Born Jeanne Elizabeth Crain in Barstow, Calif., she moved to L.A. as a young child and won a number of beauty contests before signing to 20th Century Fox at a salary of $100 a week. She did a few bit parts before starring in the rural drama Home In Indiana. This film about horses and racing made over 4 million dollars, which was a fortune in those days, and the director, Henry Hathaway, wired Fox head Darryl Zanuck and said, "Better raise this girl's salary—she's going to be a star."
Soon Jeanne was making $5,000 a week.
In 1946, Crain married Paul Brinkman and eventually had seven children. One pregnancy even caused her to lose the part of Eve Harrington in the classic All About Eve. She left Fox when her contract expired and continued doing commendable leading lady work for another ten years. But, as her career was always second to her family, she spent the rest of her life being a mother and painting to fulfill her creative needs.

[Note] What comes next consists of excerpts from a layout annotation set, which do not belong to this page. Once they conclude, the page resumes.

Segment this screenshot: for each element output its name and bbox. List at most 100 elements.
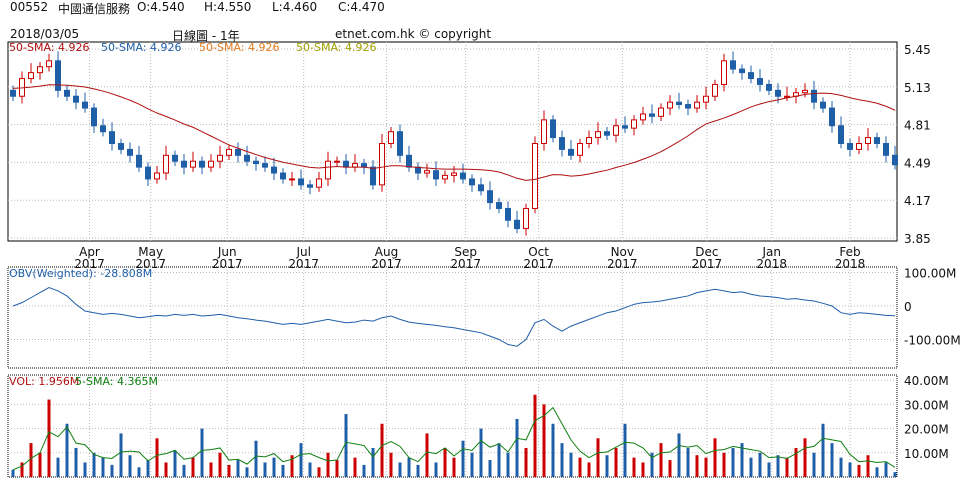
volume-bar — [596, 438, 600, 477]
sma-legend: 50-SMA: 4.926 — [296, 41, 376, 54]
x-tick-year: 2018 — [835, 257, 866, 271]
volume-bar — [569, 452, 573, 477]
volume-bar — [560, 443, 564, 477]
candle — [82, 101, 88, 109]
volume-bar — [65, 423, 69, 477]
candle — [613, 125, 619, 136]
x-tick-year: 2017 — [74, 257, 105, 271]
x-tick-month: Jun — [217, 245, 237, 259]
volume-bar — [884, 462, 888, 477]
candle — [523, 207, 529, 230]
volume-bar — [56, 457, 60, 477]
candle — [199, 160, 205, 168]
volume-bar — [38, 452, 42, 477]
x-tick-month: Sep — [454, 245, 477, 259]
volume-bar — [92, 452, 96, 477]
x-tick-year: 2018 — [756, 257, 787, 271]
volume-bar — [551, 423, 555, 477]
volume-bar — [227, 464, 231, 477]
volume-axis-label: 20.00M — [904, 423, 949, 437]
volume-bar — [182, 464, 186, 477]
candle — [181, 160, 187, 168]
candle — [874, 137, 880, 144]
candle — [172, 154, 178, 162]
x-tick-month: Aug — [375, 245, 398, 259]
candle — [208, 160, 214, 168]
candle — [631, 119, 637, 129]
candle — [361, 163, 367, 168]
obv-axis-label: -100.00M — [904, 334, 961, 348]
volume-bar — [839, 457, 843, 477]
candle — [424, 170, 430, 174]
volume-bar — [758, 452, 762, 477]
candle — [118, 143, 124, 150]
volume-bar — [722, 452, 726, 477]
candle — [559, 137, 565, 150]
volume-bar — [335, 460, 339, 477]
candle — [667, 101, 673, 109]
volume-bar — [47, 399, 51, 477]
volume-bar — [506, 452, 510, 477]
volume-bar — [803, 438, 807, 477]
candle — [37, 66, 43, 74]
candle — [865, 137, 871, 144]
candle — [748, 72, 754, 80]
candle — [163, 154, 169, 174]
candle — [505, 207, 511, 221]
volume-bar — [443, 447, 447, 477]
volume-bar — [704, 457, 708, 477]
stock-name: 中國通信服務 — [58, 2, 131, 16]
candle — [829, 107, 835, 127]
sma-legend: 50-SMA: 4.926 — [9, 41, 89, 54]
candle — [478, 184, 484, 192]
volume-bar — [164, 462, 168, 477]
volume-bar — [605, 455, 609, 477]
volume-bar — [173, 450, 177, 477]
candle — [109, 131, 115, 144]
candle — [541, 119, 547, 144]
candle — [334, 160, 340, 163]
candle — [496, 202, 502, 209]
stock-code: 00552 — [10, 0, 49, 14]
candle — [811, 89, 817, 103]
x-tick-month: Dec — [695, 245, 718, 259]
candle — [325, 160, 331, 180]
volume-bar — [425, 433, 429, 477]
volume-bar — [398, 462, 402, 477]
candle — [73, 95, 79, 103]
volume-bar — [101, 457, 105, 477]
panel-border — [7, 374, 898, 478]
candle — [487, 190, 493, 204]
volume-bar — [875, 467, 879, 477]
volume-bar — [83, 462, 87, 477]
volume-bar — [821, 423, 825, 477]
candle — [577, 143, 583, 156]
candle — [532, 143, 538, 209]
price-axis-label: 4.81 — [904, 119, 931, 133]
low-price: L:4.460 — [272, 0, 318, 14]
volume-bar — [632, 457, 636, 477]
volume-bar — [641, 462, 645, 477]
volume-bar — [749, 457, 753, 477]
candle — [784, 95, 790, 98]
volume-bar — [461, 440, 465, 477]
volume-bar — [407, 457, 411, 477]
volume-bar — [344, 414, 348, 477]
volume-bar — [272, 457, 276, 477]
candle — [136, 154, 142, 168]
volume-bar — [623, 423, 627, 477]
sma-legend: 50-SMA: 4.926 — [199, 41, 279, 54]
x-tick-month: Oct — [528, 245, 549, 259]
candle — [766, 83, 772, 91]
volume-bar — [731, 447, 735, 477]
candle — [154, 172, 160, 180]
candle — [847, 143, 853, 150]
volume-bar — [245, 467, 249, 477]
candle — [28, 72, 34, 80]
volume-bar — [218, 452, 222, 477]
candle — [10, 89, 16, 97]
x-tick-month: Nov — [611, 245, 634, 259]
volume-bar — [668, 460, 672, 477]
volume-bar — [830, 443, 834, 477]
volume-bar — [137, 467, 141, 477]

Jeanne Crain died in 2003 at the age of 78.
The essential Jeanne Crain films:
State Fair (1945)
In this musical, Jeanne introduced the Oscar-winning song “It Might As Well Be Spring,” even though her singing voice was dubbed in this and all of her musicals. This smash hit about a family going to the Iowa State Fair co-starred Dana Andrews, Dick Haymes (a ’40s pop singer), and Vivian Blaine, and showcased what Hollywood hoped was the typical American rural family.
The first film Jeanne Crain carried as a star was a smash hit and landed her on the cover of Life magazine for the first time. This study of a high school girl in the 1920s was nostalgia at its best.
Apartment For Peggy (1948)
This comedy about a young married couple trying to get through college with a child on the way and no money was a great change for Jeanne, as she played a feisty newly married woman who saves a professor from suicide and shows him that life is worth living. Co-starring a sexy young William Holden.
A controversial study of a light skinned black girl who returns to the south. Although Fox caught flak for casting a white actress in the role, Jeanne gave a beautifully subtle performance as the girl who finally realizes that passing for white in the north is not what her life is about. This groundbreaking film caused a furor in the south.
People Will Talk (1951)
In this oddity directed by Joseph L. Mankiewicz and co-starring Cary Grant as a progressive doctor with some mysterious secrets, Jeanne played a girl who is pregnant but unmarried. It was a pretty daring story for the Eisenhower era, and it's one of the best films Jeanne ever made. The New Yorker wrote that "her performance is not acting in the traditional sense of the word." I think it’s this critical comment that sums up the charm and realism of Jeanne Crain. She was never actressy and her best performances just radiated from her own personality.
On a personal note, I met Jeanne Crain three times: Once backstage in St. Louis during a summer stock production, once at an Academy screening of Leave Her To Heaven and once at the long gone Cugat's Mexican restaurant in Hollywood. Each time she was gracious and charming and signed everything I had brought. She was a true original and one of the enduring memories of mid-century American Life.